In Glasgow that spring day, the Labour councillors who run the show were unmoved by popular protest, just as the rather larger Labour group who run the show nationally were unmoved by the millions who marched against the Iraq invasion. The war happened anyway. The schools are closing anyway. What does it take? ‘Vote for me,’ they say. ‘Trust me.’ That’s representative democracy for you. Sadly, we don’t trust it any more. Trust is a busted flush. As the party of government committed us to war, as the innocents died on the killing fields of Iraq, many of the war’s supporters, impervious to the possibility that they would ever be found out, were fiddling their expenses, each dodgy receipt contributing to the great hypocrisy. Unless we’re careful this hypocrisy will prove to be more than the enemy of representative democracy. It will be the finish of it.

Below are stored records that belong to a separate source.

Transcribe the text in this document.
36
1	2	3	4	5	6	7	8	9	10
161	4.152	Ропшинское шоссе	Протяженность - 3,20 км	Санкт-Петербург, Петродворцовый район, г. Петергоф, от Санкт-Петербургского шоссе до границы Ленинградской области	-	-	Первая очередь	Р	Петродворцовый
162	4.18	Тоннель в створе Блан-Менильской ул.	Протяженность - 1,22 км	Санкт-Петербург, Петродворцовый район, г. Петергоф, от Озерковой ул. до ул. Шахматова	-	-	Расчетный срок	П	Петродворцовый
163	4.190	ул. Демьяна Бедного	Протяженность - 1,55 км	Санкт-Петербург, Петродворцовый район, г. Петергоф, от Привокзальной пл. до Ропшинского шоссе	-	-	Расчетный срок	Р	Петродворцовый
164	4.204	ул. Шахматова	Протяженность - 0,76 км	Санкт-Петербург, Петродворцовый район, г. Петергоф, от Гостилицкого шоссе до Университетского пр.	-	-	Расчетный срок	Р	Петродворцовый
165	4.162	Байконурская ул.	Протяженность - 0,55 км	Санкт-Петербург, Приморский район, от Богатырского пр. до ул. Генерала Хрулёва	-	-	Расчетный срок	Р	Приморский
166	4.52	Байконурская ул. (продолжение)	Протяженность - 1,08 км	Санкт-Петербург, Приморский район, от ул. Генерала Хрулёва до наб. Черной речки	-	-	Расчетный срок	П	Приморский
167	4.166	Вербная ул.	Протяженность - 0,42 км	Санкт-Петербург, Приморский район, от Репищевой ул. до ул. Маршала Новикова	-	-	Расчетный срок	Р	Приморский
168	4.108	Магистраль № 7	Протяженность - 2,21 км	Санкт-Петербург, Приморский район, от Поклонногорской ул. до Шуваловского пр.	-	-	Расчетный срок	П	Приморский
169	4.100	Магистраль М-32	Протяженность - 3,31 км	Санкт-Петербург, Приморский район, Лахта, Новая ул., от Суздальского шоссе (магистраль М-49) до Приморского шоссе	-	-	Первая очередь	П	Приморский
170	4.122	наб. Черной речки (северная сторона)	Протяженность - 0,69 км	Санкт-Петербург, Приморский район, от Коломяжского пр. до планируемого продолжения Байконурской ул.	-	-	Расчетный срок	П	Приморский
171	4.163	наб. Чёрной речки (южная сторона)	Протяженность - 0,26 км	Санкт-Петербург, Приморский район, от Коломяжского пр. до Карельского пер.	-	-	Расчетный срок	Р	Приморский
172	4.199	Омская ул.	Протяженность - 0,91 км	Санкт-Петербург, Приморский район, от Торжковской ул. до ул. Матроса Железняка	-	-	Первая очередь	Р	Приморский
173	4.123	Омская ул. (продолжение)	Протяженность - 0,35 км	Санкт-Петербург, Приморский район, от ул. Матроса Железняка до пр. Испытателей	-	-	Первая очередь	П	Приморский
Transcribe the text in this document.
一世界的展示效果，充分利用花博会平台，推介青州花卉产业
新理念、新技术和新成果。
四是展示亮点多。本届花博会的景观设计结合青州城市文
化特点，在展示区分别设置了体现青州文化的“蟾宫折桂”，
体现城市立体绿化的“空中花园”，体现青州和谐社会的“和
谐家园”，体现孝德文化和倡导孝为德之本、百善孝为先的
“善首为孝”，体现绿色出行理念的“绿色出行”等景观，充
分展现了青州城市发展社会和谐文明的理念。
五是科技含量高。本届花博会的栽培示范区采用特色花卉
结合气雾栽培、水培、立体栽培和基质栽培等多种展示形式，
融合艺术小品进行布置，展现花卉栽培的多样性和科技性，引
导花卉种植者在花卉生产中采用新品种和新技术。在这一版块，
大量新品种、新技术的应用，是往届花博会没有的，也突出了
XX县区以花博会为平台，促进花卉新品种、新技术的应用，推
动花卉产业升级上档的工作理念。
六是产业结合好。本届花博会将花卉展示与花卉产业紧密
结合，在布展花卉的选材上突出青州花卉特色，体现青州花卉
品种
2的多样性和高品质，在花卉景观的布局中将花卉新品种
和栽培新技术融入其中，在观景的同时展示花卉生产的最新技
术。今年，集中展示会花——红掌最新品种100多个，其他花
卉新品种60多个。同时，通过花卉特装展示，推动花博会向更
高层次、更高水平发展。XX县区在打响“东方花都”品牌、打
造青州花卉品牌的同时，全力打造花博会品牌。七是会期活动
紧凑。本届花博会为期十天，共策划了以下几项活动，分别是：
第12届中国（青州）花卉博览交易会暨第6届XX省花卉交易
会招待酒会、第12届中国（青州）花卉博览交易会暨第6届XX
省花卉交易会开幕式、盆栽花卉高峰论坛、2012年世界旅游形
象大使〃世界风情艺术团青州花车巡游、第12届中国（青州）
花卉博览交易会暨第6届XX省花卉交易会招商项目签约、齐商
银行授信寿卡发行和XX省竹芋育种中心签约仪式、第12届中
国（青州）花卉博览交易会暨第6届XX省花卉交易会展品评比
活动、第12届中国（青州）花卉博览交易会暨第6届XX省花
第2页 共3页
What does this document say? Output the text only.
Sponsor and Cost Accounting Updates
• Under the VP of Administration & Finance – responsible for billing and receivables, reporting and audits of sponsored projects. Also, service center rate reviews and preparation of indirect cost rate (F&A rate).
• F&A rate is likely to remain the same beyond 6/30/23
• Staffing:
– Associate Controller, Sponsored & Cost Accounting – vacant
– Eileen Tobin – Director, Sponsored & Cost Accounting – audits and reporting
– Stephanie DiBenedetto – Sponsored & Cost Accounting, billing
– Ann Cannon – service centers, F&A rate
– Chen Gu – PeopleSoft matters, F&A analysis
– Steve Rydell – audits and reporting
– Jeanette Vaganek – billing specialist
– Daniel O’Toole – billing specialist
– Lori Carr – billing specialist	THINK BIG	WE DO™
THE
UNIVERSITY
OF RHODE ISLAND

Look at Albert Primary. It is a poor little school in the heart of Glasgow Springburn, where a by-election will take place in the early autumn, perhaps sooner. One of the reasons given for its impending closure is that it is in a state of disrepair. Sure, but whose fault is that? A lick of paint would work wonders. But let’s not bother with the Dulux. Let’s allow Albert Primary to fall slowly apart as a physical entity, yet astonish the world with the quality of its teachers, the creativity of its pupils, the enthusiasm of its parents. Teaching is like theatre. All you need is two boards and a passion. It can work in the dingiest, clapped-out places and, given half a chance, sometimes does. If only representative democracy were functioning properly, it would start from that premise about education and work outwards.
Now then, why is Albert Primary closing this month? Not because it is in a state of disrepair – we can discount that feeble deception. No doubt the powerlessness of the people of Springburn is a factor; any school within a working-class area is fair game, an easy target. The city budget looks bad. That’s undeniable. Money has to be saved somewhere. These are probably the real reasons: the first, lack of clout, would never be admitted by those responsible, but the second, lack of money, should have been intelligently explained in order to facilitate an inclusive debate about resources, choices, priorities.
Instead of such honesty – ‘transparency’ if you prefer the word of the moment – we have had obfuscation. I listened to the official version of events, mouthed by someone whose performance on television was so unimpressive that the suit was not granted the dignity of a caption. I will quote what might loosely be termed the highlights of his statement: ‘Maximise the teaching and learning resources…improve the exam results…individual support around literacy and numeracy…once the results have bedded down…’ What is the man saying? He appears to be claiming that schools with falling rolls, such as Albert Primary, instead of providing a terrific opportunity for smaller classes and more individual teaching, are a liability; that only larger schools, detached from the immediate community, can improve the skills of the children of Springburn. Is he correct in his assertions? I wouldn’t know. He wasn’t challenged on them. His language was so cloudy that it was largely devoid of meaning. It was conference-speak.
What I’ve just related is a mere example of the condition of representative democracy. Twenty schools are closing in Glasgow this month – brutally, in the face of impassioned opposition, and without proper discussion. No one voted for these measures. No manifesto ever included them. ‘Vote for me. Trust me’. It doesn’t work any more, at least in its present discredited form: not as a slogan, nor as a political philosophy, nor even as an operational expedient. The greatest challenge we face is how to reinvent representative democracy before it perishes. It won’t be an easy assignment.